M. Leaulté pere, docteur en Medecine de la Faculté de Paris, a fait une observation sur l’infusion de caffé, qu’il n’est pas inutile de rapporter ici. Un homme à qui un charlatan avoit conseillé l’usage d’une composition propre, à ce qu’il disoit, à arrêter une toux opiniâtre qui le tourmentoit depuis longtems, prit le remede, sans être instruit des ingrédiens qui y entroient : cet homme fut tout-à-coup saisi d’un assoupissement & d’un étouffement considérable, accompagnés de la suppression de toutes les évacuations ordinaires, plus de crachats, plus d’urine, &c. On appella M. Leaulté, qui informé de la nature des drogues que cet homme avoit prises, lui ordonna sur le champ une saignée : mais le poison avoit figé le sang, de maniere qu’il n’en vint ni des bras ni des piés : le medecin ordonna plusieurs tasses d’une forte infusion de caffé sans sucre, ce qui en moins de cinq à six heures restitua au sang un mouvement assez considérable pour sortir par les quatre ouvertures, & le malade guérit.

Simon Pauli, medecin Danois, a prétendu qu’il enivroit les hommes, & les rendoit inhabiles à la génération. Les Turcs lui attribuent le même effet, & pensent que le grand usage qu’ils en font est la cause pour laquelle les provinces qu’ils occupent, autrefois si peuplées, le sont aujourd’hui si peu. Mais Dufour réfute cette opinion, dans son Traité du caffé, du thé, & du chocolat.
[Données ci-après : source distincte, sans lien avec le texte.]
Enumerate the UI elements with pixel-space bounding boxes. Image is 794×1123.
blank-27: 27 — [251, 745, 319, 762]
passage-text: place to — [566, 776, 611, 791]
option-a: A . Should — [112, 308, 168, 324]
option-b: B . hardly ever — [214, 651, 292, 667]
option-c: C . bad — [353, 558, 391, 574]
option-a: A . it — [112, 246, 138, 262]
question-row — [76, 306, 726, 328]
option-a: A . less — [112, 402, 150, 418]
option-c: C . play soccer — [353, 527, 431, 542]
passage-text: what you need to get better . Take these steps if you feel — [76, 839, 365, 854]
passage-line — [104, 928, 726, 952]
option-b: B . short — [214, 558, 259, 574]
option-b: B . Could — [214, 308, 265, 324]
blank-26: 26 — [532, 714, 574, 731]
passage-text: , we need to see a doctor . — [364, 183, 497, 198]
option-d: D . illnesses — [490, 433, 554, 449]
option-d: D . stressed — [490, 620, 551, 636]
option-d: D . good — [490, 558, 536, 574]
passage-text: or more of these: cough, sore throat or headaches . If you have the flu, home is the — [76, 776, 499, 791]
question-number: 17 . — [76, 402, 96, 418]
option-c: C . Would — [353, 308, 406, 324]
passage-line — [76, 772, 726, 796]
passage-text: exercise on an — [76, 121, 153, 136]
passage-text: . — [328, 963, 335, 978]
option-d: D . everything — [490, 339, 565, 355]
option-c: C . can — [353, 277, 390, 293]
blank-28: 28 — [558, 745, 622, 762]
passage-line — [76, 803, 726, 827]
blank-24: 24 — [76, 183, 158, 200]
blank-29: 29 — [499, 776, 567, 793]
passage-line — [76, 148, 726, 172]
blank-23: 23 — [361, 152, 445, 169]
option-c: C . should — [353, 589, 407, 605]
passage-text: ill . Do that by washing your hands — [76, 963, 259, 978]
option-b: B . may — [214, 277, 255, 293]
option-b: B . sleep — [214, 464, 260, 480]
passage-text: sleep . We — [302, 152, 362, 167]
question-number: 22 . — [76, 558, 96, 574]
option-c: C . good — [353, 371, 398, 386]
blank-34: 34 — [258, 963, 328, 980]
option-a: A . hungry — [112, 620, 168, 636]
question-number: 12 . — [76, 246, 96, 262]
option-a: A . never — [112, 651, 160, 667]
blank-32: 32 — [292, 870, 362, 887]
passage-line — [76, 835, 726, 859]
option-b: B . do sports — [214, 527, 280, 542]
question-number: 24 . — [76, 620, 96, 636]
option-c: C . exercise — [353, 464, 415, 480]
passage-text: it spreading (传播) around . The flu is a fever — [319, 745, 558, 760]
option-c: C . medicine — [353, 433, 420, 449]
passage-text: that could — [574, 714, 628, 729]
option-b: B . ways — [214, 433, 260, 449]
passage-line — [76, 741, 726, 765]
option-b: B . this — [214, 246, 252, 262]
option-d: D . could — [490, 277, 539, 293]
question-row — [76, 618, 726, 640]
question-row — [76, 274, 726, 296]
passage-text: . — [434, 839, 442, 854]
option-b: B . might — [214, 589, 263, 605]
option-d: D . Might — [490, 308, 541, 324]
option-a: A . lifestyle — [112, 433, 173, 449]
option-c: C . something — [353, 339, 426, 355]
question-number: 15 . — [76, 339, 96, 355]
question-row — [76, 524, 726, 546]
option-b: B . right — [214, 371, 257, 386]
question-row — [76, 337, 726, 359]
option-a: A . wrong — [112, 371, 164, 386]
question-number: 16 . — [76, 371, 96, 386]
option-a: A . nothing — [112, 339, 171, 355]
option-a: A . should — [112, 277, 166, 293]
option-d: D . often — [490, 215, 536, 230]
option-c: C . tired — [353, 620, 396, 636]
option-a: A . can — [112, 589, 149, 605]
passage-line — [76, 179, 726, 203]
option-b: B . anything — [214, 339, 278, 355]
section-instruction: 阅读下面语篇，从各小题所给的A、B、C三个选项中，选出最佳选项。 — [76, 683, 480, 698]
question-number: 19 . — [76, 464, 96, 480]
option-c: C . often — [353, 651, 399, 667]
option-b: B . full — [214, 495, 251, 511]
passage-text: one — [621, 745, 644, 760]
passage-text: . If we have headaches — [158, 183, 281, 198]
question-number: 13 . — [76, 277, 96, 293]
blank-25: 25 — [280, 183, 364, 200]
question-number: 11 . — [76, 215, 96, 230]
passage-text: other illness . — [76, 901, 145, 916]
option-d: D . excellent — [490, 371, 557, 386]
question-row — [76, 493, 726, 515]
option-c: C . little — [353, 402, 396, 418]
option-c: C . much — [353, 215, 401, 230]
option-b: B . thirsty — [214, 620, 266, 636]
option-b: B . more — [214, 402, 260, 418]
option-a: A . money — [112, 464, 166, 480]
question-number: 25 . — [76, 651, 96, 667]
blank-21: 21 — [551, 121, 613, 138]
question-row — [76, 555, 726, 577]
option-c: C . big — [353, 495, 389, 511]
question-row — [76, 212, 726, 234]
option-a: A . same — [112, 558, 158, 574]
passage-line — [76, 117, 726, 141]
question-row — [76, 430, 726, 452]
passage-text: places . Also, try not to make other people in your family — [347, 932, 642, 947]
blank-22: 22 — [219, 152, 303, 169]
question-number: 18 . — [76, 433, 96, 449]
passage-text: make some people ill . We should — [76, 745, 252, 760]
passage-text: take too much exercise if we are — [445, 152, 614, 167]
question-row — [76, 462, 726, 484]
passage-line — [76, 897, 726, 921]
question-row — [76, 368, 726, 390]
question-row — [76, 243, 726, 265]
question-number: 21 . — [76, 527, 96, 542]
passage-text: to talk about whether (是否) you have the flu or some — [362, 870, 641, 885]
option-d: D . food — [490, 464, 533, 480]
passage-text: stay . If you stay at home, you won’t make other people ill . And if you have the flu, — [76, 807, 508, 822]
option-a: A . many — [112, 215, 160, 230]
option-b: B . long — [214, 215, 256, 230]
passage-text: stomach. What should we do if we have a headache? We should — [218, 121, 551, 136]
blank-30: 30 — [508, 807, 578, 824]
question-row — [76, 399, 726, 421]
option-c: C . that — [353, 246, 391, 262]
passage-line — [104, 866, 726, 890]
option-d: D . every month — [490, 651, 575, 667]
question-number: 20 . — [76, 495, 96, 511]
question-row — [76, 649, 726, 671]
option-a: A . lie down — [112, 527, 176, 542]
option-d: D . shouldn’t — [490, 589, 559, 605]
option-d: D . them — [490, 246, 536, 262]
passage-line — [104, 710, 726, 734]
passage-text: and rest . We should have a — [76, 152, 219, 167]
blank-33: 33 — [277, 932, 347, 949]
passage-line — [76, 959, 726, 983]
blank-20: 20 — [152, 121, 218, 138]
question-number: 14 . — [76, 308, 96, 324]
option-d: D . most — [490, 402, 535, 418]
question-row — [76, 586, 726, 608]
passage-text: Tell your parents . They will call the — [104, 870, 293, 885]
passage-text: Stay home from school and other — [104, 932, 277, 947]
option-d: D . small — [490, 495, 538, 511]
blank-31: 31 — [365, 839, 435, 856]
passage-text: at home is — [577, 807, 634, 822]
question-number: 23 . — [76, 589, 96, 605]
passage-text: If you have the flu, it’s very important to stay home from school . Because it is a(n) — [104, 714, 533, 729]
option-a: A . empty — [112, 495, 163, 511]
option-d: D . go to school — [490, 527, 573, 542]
Le pere Malebranche assûra à MM. de l’Académie des Sciences, qu’un homme de sa connoissance avoit été guéri d’une apoplexie par le moyen de plusieurs lavemens de caffé : d’autres disent qu’employé de la même maniere, ils en ont été délivrés de maux de tête violens & habituels. (N)

Le commerce du caffé est considérable : on assûre que les seuls habitans du royaume d’Yemen en débitent tous les ans pour plusieurs millions ; ce qu’on n’aura pas de peine à croire, si l’on fait attention à la consommation prodigieuse.

Caffé mariné ; c’est ainsi qu’on appelle celui qui dans le transport a été mouillé d’eau de mer : on en fait peu de cas, à cause de l’acreté de l’eau de mer, que la torréfaction ne lui ôte pas.

Caffés : ce sont des lieux à l’établissement desquels l’usage du caffé a donné lieu : on y prend toutes sortes de liqueurs. Ce sont aussi des manufactures d’esprit, tant bonnes que mauvaises.